代君撷脸上的笑容凝固了:“你试试看呢。”
看似漫不经心的话却让叶落怀没有胆子真的试试看,她慢慢的凑上那手指,密洞渐渐包裹,她拧起了眉,有些疼,再看向代君撷,见她毫无表情,便只好咬咬牙,整根没入,因为顾及到她的肚子,所以叶落怀不敢整个趴在她身上,两只手撑在床上,相当吃力,她想起琳琅和代君撷每次被她占有,都是快乐的,可是她现在,除了饱胀和疼痛之外,并没有半点其他的感觉。
“你动一动。”代君撷的手指在里面轻微的勾了勾,正好蹭到了她的敏感处,被异样的感觉袭中,叶落怀忍不住脸红,她开始轻轻扭动。
代君撷看她别扭中痛苦却又掺着快慰的表情,不由得停止了戏谑的笑,她仔细的观察着眼前的这个人,她和自己一样,是个女人,她和自己一样,背负着一身的血债,她也和自己一样,爱上了一个不该爱的人。
她的眼睛被泪水濡湿,叶落怀的动作慢慢加快,她的嘴里开始叫撷儿,急切的呼唤着她,直到最后,她的密洞脱离了她的手指,她无力的倒在一边。

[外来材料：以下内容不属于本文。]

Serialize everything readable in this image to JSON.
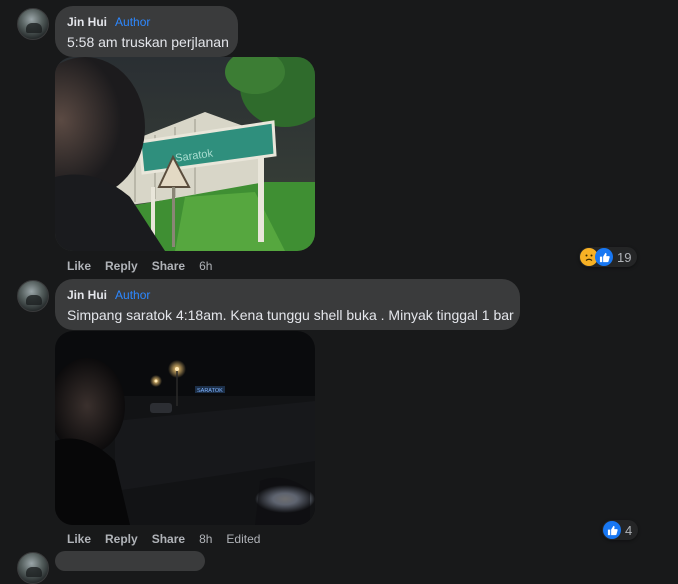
{
  "comments": [
    {
      "author": "Jin Hui",
      "badge": "Author",
      "text": "5:58 am truskan perjlanan",
      "photo_sign_text": "Saratok",
      "actions": {
        "like": "Like",
        "reply": "Reply",
        "share": "Share",
        "time": "6h",
        "edited": ""
      },
      "reaction_count": "19",
      "reaction_icons": [
        "sad-icon",
        "like-icon"
      ]
    },
    {
      "author": "Jin Hui",
      "badge": "Author",
      "text": "Simpang saratok 4:18am. Kena tunggu shell buka . Minyak tinggal 1 bar",
      "photo_sign_text": "SARATOK",
      "actions": {
        "like": "Like",
        "reply": "Reply",
        "share": "Share",
        "time": "8h",
        "edited": "Edited"
      },
      "reaction_count": "4",
      "reaction_icons": [
        "like-icon"
      ]
    }
  ],
  "colors": {
    "background": "#18191a",
    "bubble": "#3a3b3c",
    "author_badge": "#2d88ff",
    "like_blue": "#1877f2",
    "sad_yellow": "#f7b125"
  }
}
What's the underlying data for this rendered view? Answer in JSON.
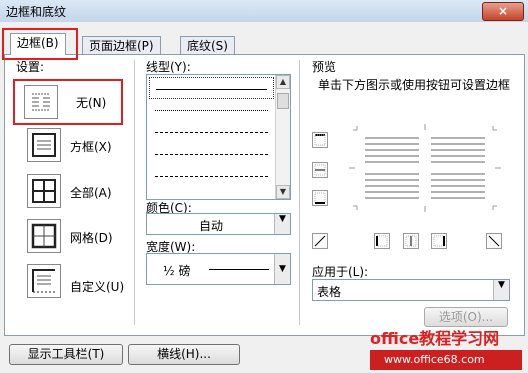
{
  "window": {
    "title": "边框和底纹",
    "close": "×"
  },
  "tabs": [
    {
      "label": "边框(B)"
    },
    {
      "label": "页面边框(P)"
    },
    {
      "label": "底纹(S)"
    }
  ],
  "settings": {
    "heading": "设置:",
    "items": [
      {
        "label": "无(N)",
        "icon": "border-none-icon"
      },
      {
        "label": "方框(X)",
        "icon": "border-box-icon"
      },
      {
        "label": "全部(A)",
        "icon": "border-all-icon"
      },
      {
        "label": "网格(D)",
        "icon": "border-grid-icon"
      },
      {
        "label": "自定义(U)",
        "icon": "border-custom-icon"
      }
    ]
  },
  "line_style": {
    "label": "线型(Y):"
  },
  "color": {
    "label": "颜色(C):",
    "value": "自动"
  },
  "width": {
    "label": "宽度(W):",
    "value": "½ 磅"
  },
  "preview": {
    "heading": "预览",
    "hint": "单击下方图示或使用按钮可设置边框"
  },
  "apply_to": {
    "label": "应用于(L):",
    "value": "表格"
  },
  "buttons": {
    "options": "选项(O)...",
    "show_toolbar": "显示工具栏(T)",
    "horizontal_line": "横线(H)..."
  },
  "watermark": {
    "brand": "office教程学习网",
    "url": "www.office68.com"
  },
  "colors": {
    "highlight": "#e02020",
    "accent": "#c6442a"
  }
}
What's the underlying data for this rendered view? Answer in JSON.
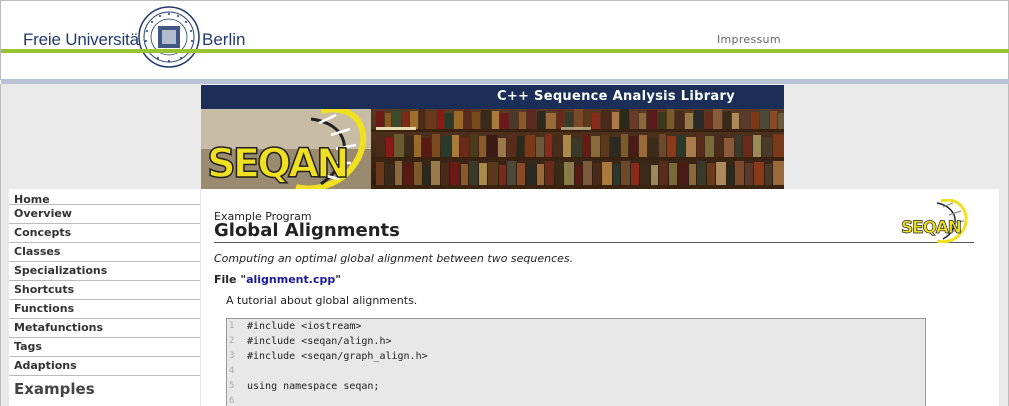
{
  "header": {
    "university_left": "Freie Universität",
    "university_right": "Berlin",
    "impressum": "Impressum",
    "colors": {
      "green": "#99c235",
      "blue_bar": "#b8c4d6",
      "navy": "#1b2e57"
    }
  },
  "banner": {
    "title": "C++ Sequence Analysis Library",
    "logo_text": "SEQAN"
  },
  "sidebar": {
    "items": [
      {
        "label": "Home"
      },
      {
        "label": "Overview"
      },
      {
        "label": "Concepts"
      },
      {
        "label": "Classes"
      },
      {
        "label": "Specializations"
      },
      {
        "label": "Shortcuts"
      },
      {
        "label": "Functions"
      },
      {
        "label": "Metafunctions"
      },
      {
        "label": "Tags"
      },
      {
        "label": "Adaptions"
      },
      {
        "label": "Examples"
      }
    ]
  },
  "main": {
    "kicker": "Example Program",
    "title": "Global Alignments",
    "description": "Computing an optimal global alignment between two sequences.",
    "file_prefix": "File \"",
    "file_name": "alignment.cpp",
    "file_suffix": "\"",
    "tutorial": "A tutorial about global alignments.",
    "code_lines": [
      {
        "n": "1",
        "text": "#include <iostream>"
      },
      {
        "n": "2",
        "text": "#include <seqan/align.h>"
      },
      {
        "n": "3",
        "text": "#include <seqan/graph_align.h>"
      },
      {
        "n": "4",
        "text": ""
      },
      {
        "n": "5",
        "text": "using namespace seqan;"
      },
      {
        "n": "6",
        "text": ""
      }
    ]
  }
}
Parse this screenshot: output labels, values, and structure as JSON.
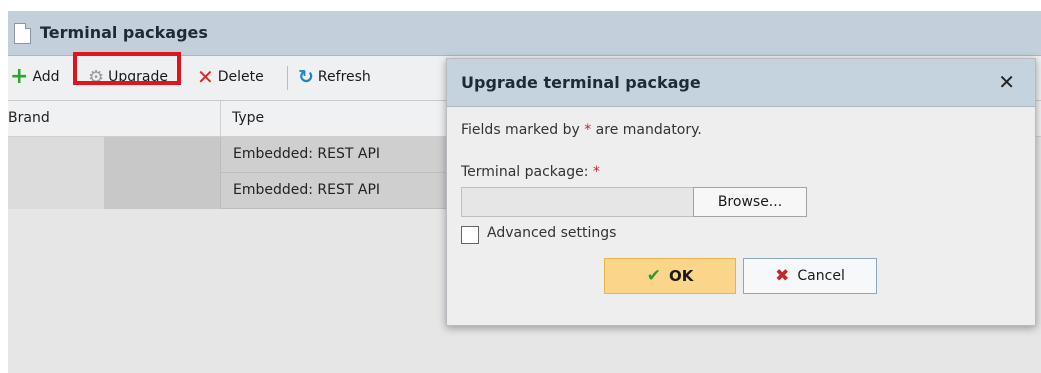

过了一会儿,叶落怀凑上来抱住了她:“好了,撷儿,我抱着你,再休息一会儿。”
她闭上眼,进入了梦乡。
叶落怀再醒来的时候,代君撷已不在床上,她连忙穿好衣服出去,代君撷正在大堂用膳,膳食不是小店做的,看着似乎是从县城里运来的,她有些感激甫仁的细心,走下去坐在了她对面:“撷儿,你来这里什么事啊?”
“找人。”
“难不成是找为夫来的?”
“我听人说这里有个百花谷,百花谷里住着一个世外高人,所以想来问她一些事情。”
“你是说谷雨?”
代君撷停下筷子:“你怎么知道?”
“你找她要问什么事?”
“你先告诉我你怎么知道的?”
“我来这里,也是为了她。”叶落怀拿起筷子给她夹了一块:“可是她已经死了,不过――”
“死了?”
“恩,我亲眼见到的她的坟墓。”
代君撷站起身来:“带我去,我不信。”
“我没必要骗你――”
“我说了,带我去!”代君撷人已走到了门外:“甫仁,立刻备马。”
叶落怀见她拉着马缰绳就要上马,吓掉了半个胆,连忙跑上前去
夺过缰绳:“你疯了吗,你现在怀着身子!”
“我疯了,我是疯了,叶落怀,是你让我发疯的,是你让我发疯的!”
“我――”叶落怀看了看甫仁,拉着她的衣服:“我们进去说。”
“不――叶落怀,我告诉你,你再也不能对我指手画脚,再也不能蒙蔽我,你骗了我那么多年,你这个大骗子――”
“撷儿,撷儿,你听我说――”叶落怀紧紧的抱住她:“我和你一起去,我们一起坐着马车去好吗,我不会骗你,我怎么会骗你,我是那么的爱你,我想要把你含在嘴里还来不及,怎么会骗你。”
“你还在骗我――”代君撷的小拳头重一拳轻一拳的击在她的身上,脸上满是泪水。叶落怀知道她做了什么,正在做什么代君撷知道的一清二楚,但是她还是希望她能假装不知道,假装什么都不知道,即使只是自欺欺人、只是逢场作戏,她也希望她能在这最后的几个月,陪在她的撷儿身边,她不想,就这么快捅破了,就此与她成为明面上的仇人,那样,她就只能躲在一边,每日从别人嘴里得知她的近况,但是,即使她在代君撷身边埋下再多的眼睛,她也不能知道她夜里究竟冷不冷、她心里究竟冷不冷。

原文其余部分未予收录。